After the chaos of the previous year’s events, it’s difficult to imagine the kind of mental states pervading the Trans-Love members by the time October 30th came around. Having already, during the 1967 Detroit Race Riots, survived the tanks of National Guardsmen who’d delighted in aiming their cannons at the Trans-Love Energies house, the two months prior to this Zenta New Year bash had been times of permanent confrontation with the authorities. It had been as revolutionaries that John Sinclair had accepted the MC5’s invitation to play in Chicago, during August 1968, at the Yippies’ “Festival of Life’. For the festival had been craftily organised to coincide with the mass protests planned for the 1968 Democratic National Convention.
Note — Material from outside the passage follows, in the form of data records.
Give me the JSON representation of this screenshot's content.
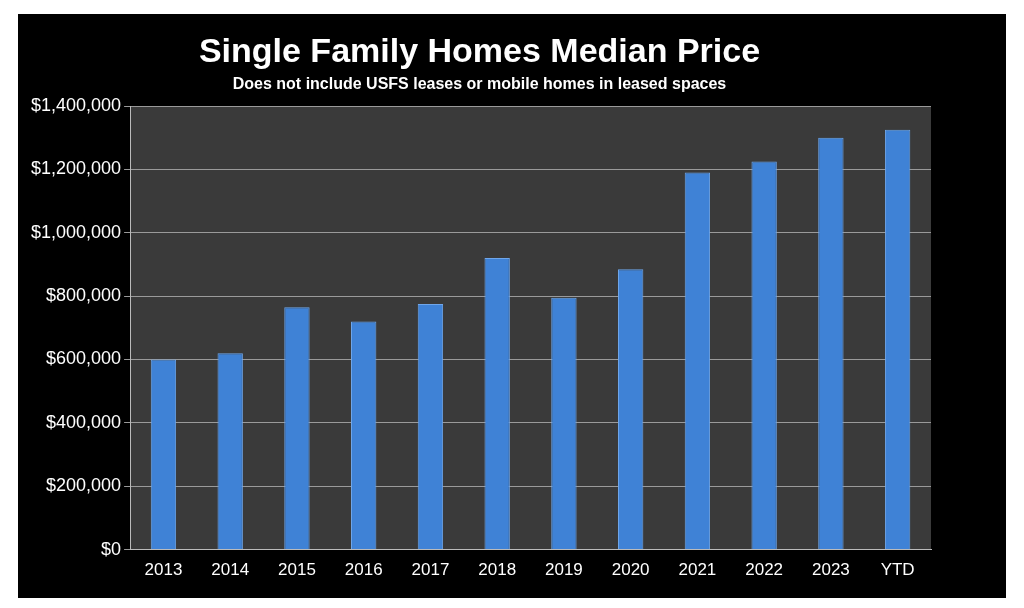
{
  "chart_data": {
    "type": "bar",
    "title": "Single Family Homes Median Price",
    "subtitle": "Does not include USFS leases or mobile homes in leased spaces",
    "categories": [
      "2013",
      "2014",
      "2015",
      "2016",
      "2017",
      "2018",
      "2019",
      "2020",
      "2021",
      "2022",
      "2023",
      "YTD"
    ],
    "values": [
      600000,
      620000,
      765000,
      720000,
      775000,
      920000,
      795000,
      885000,
      1190000,
      1225000,
      1300000,
      1325000
    ],
    "color": "#3f82d6",
    "ylim": [
      0,
      1400000
    ],
    "yticks": [
      {
        "value": 0,
        "label": "$0"
      },
      {
        "value": 200000,
        "label": "$200,000"
      },
      {
        "value": 400000,
        "label": "$400,000"
      },
      {
        "value": 600000,
        "label": "$600,000"
      },
      {
        "value": 800000,
        "label": "$800,000"
      },
      {
        "value": 1000000,
        "label": "$1,000,000"
      },
      {
        "value": 1200000,
        "label": "$1,200,000"
      },
      {
        "value": 1400000,
        "label": "$1,400,000"
      }
    ],
    "grid": true
  }
}
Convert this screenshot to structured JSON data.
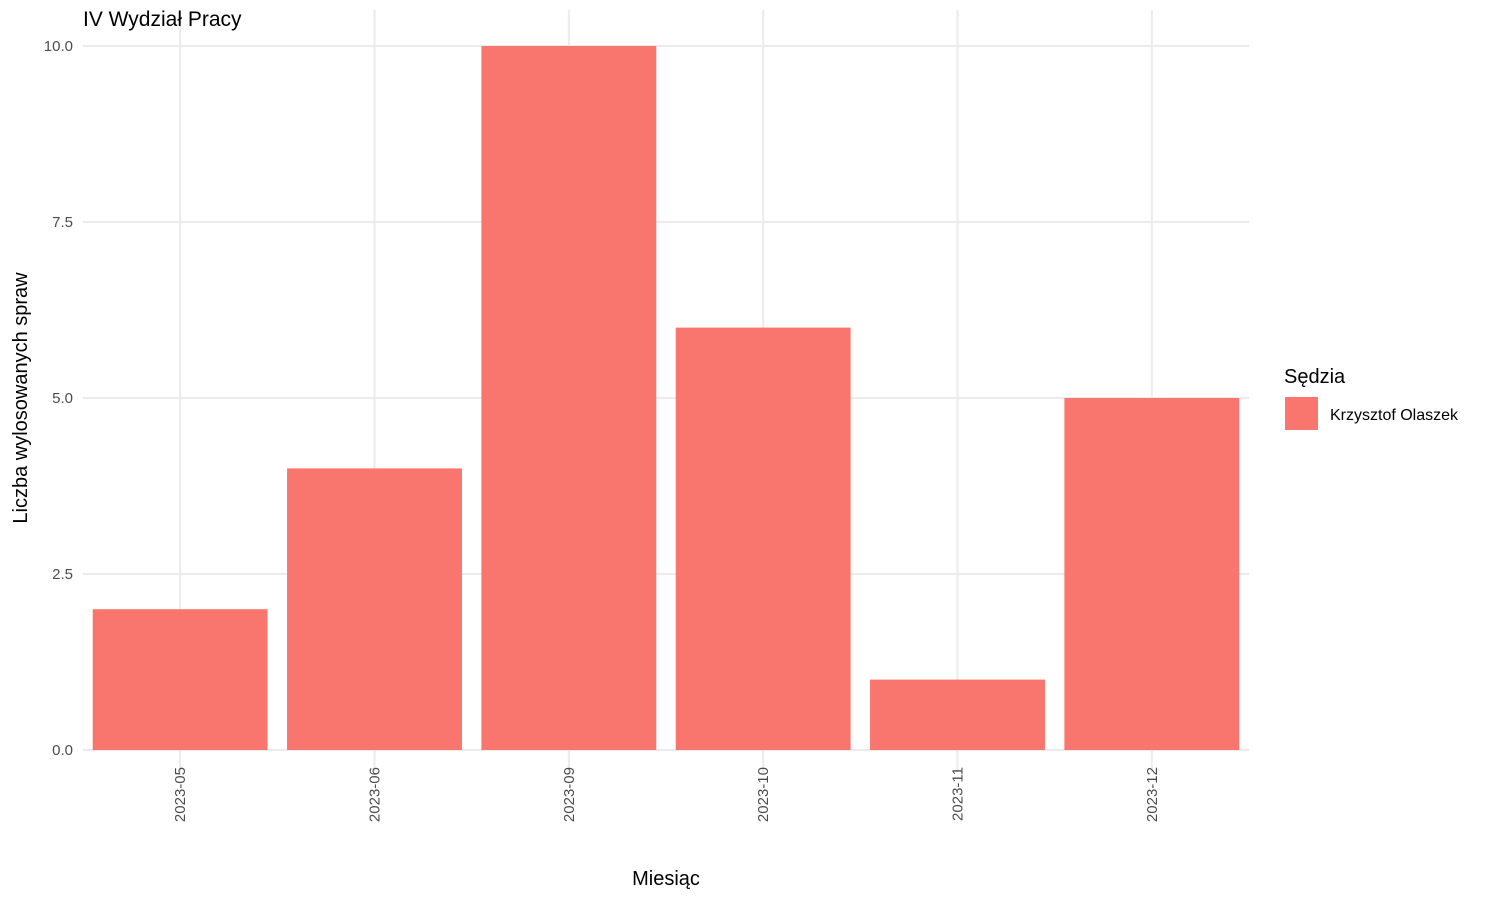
{
  "chart_data": {
    "type": "bar",
    "title": "IV Wydział Pracy",
    "xlabel": "Miesiąc",
    "ylabel": "Liczba wylosowanych spraw",
    "categories": [
      "2023-05",
      "2023-06",
      "2023-09",
      "2023-10",
      "2023-11",
      "2023-12"
    ],
    "series": [
      {
        "name": "Krzysztof Olaszek",
        "values": [
          2,
          4,
          10,
          6,
          1,
          5
        ],
        "color": "#F8766D"
      }
    ],
    "ylim": [
      0,
      10
    ],
    "yticks": [
      0,
      2.5,
      5,
      7.5,
      10
    ],
    "ytick_labels": [
      "0.0",
      "2.5",
      "5.0",
      "7.5",
      "10.0"
    ],
    "grid": true,
    "legend": {
      "title": "Sędzia",
      "position": "right"
    },
    "x_tick_rotation": "vertical"
  }
}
Every politicised musician and band in the country had been also been invited to perform, but only the MC5 showed up.
John Sinclair now found himself and his band caught at the epicentre of yet another riot, and the violent actions of the Chicago police escalated the incident into what was to become one of the ‘60s most notorious confrontations between demonstrators and authorities. The paranoid Sinclair now relocated the entire commune to Ann Arbor, forty long miles from the chronic persecution of the Detroit authorities. Here, as the MC5 worked up a new and confrontational act, Sinclair mused upon the events in Chicago and concluded that the counterculture, in order to defend itself, must mobilise with urgency. Furthermore, a youth-led political wing must be formed for what he called ‘a total assault on the culture’.
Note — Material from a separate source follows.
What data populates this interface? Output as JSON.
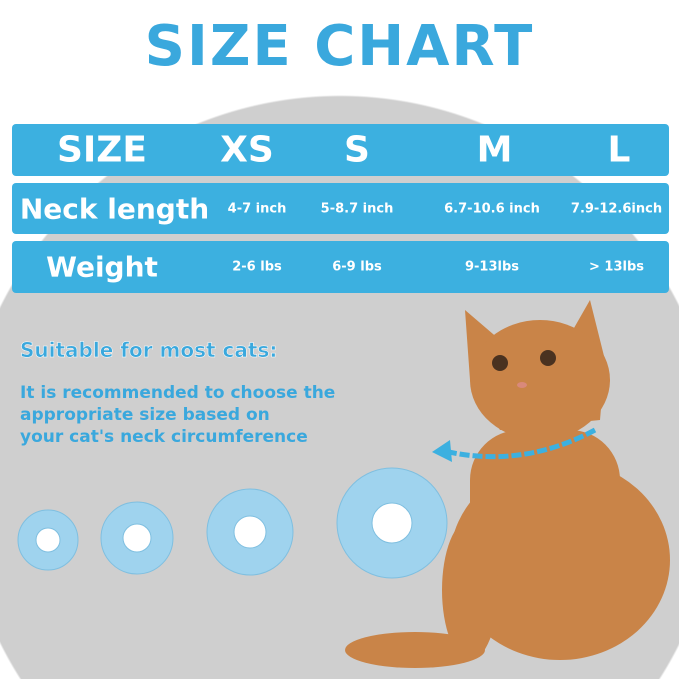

However, while the Trans-Love committee was still in session, Sinclair’s daily financial problems eased considerably when Jac Holzman’s Elektra Records offered him $25,000 to sign the MC5. And when Holzman agreed with Sinclair’s assertion that the MC5 would be best represented on their debut LP by capturing the band in concert, the imminent Zenta New Year was chosen as a serendipitous recording date. Bassist Michael Davis later called 30th October 1968 “the single scariest night of my life. So much was riding on that chance.” But take their chance they did, bringing forth one of the greatest rock’n’roll LPs of all time. And just two days later, John Sinclair – responding to the Black Panthers’ call for white support – unveiled his own White Panthers. Unfortunately, his long-term revolutionary aims were ridiculed by the press due to Sinclair’s shock tactics, declaring that revolution could be implemented through such practises as hedonism, rock’n’roll and fucking in the street.
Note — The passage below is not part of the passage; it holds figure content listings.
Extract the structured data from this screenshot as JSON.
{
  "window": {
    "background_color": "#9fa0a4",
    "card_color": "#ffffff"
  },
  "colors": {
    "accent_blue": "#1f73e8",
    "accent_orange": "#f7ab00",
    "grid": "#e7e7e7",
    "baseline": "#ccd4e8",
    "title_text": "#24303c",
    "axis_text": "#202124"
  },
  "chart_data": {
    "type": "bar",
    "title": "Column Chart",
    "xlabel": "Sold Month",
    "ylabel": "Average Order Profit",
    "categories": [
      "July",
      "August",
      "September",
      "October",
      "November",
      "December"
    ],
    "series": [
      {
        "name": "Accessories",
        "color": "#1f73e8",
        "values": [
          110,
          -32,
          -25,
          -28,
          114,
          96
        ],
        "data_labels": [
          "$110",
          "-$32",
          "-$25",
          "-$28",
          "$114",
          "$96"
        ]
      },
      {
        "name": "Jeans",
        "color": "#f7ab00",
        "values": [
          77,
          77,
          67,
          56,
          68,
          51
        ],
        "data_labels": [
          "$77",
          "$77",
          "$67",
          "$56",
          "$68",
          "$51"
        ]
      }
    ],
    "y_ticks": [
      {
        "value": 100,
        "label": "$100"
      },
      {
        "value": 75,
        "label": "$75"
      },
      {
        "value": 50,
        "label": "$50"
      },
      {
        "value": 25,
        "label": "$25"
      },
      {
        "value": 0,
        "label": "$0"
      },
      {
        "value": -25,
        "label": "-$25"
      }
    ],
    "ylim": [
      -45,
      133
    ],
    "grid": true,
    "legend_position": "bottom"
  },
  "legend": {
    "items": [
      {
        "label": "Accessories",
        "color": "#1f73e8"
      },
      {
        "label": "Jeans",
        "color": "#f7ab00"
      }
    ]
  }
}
But throughout the USA, the revolution was by now in fast decline. Manson. Altamont. Nevertheless, those revolutionary times brought forth the highest art, literature and music that – a half century later– still boggles the mind. But was Kick Out the Jams’ greatness due to all those New Year celebrations? Could such riches have been brought forth without all the planning and Utopian dreaming? For this writer, what seals the enormity of Kick Out The Jams’ achievement is the extraordinary spoken introduction by the band’s ‘spiritual adviser’ Brother J. C. Crawford:
“Brothers and Sisters, I wanna see a sea of hands out there. Let me see a sea of hands. I want everybody to kick up some noise. I wanna hear some revolution out there, brothers. I wanna hear a little revolution. Brothers and sisters, the time has come for each and every one of you to decide whether you are gonna be the problem, or whether you are gonna be the solution. You must choose, brothers, you must choose.”
These crazy, portentous, beautiful words will never fail to stir. So, to all of you Motherfuckers, Happy New Year!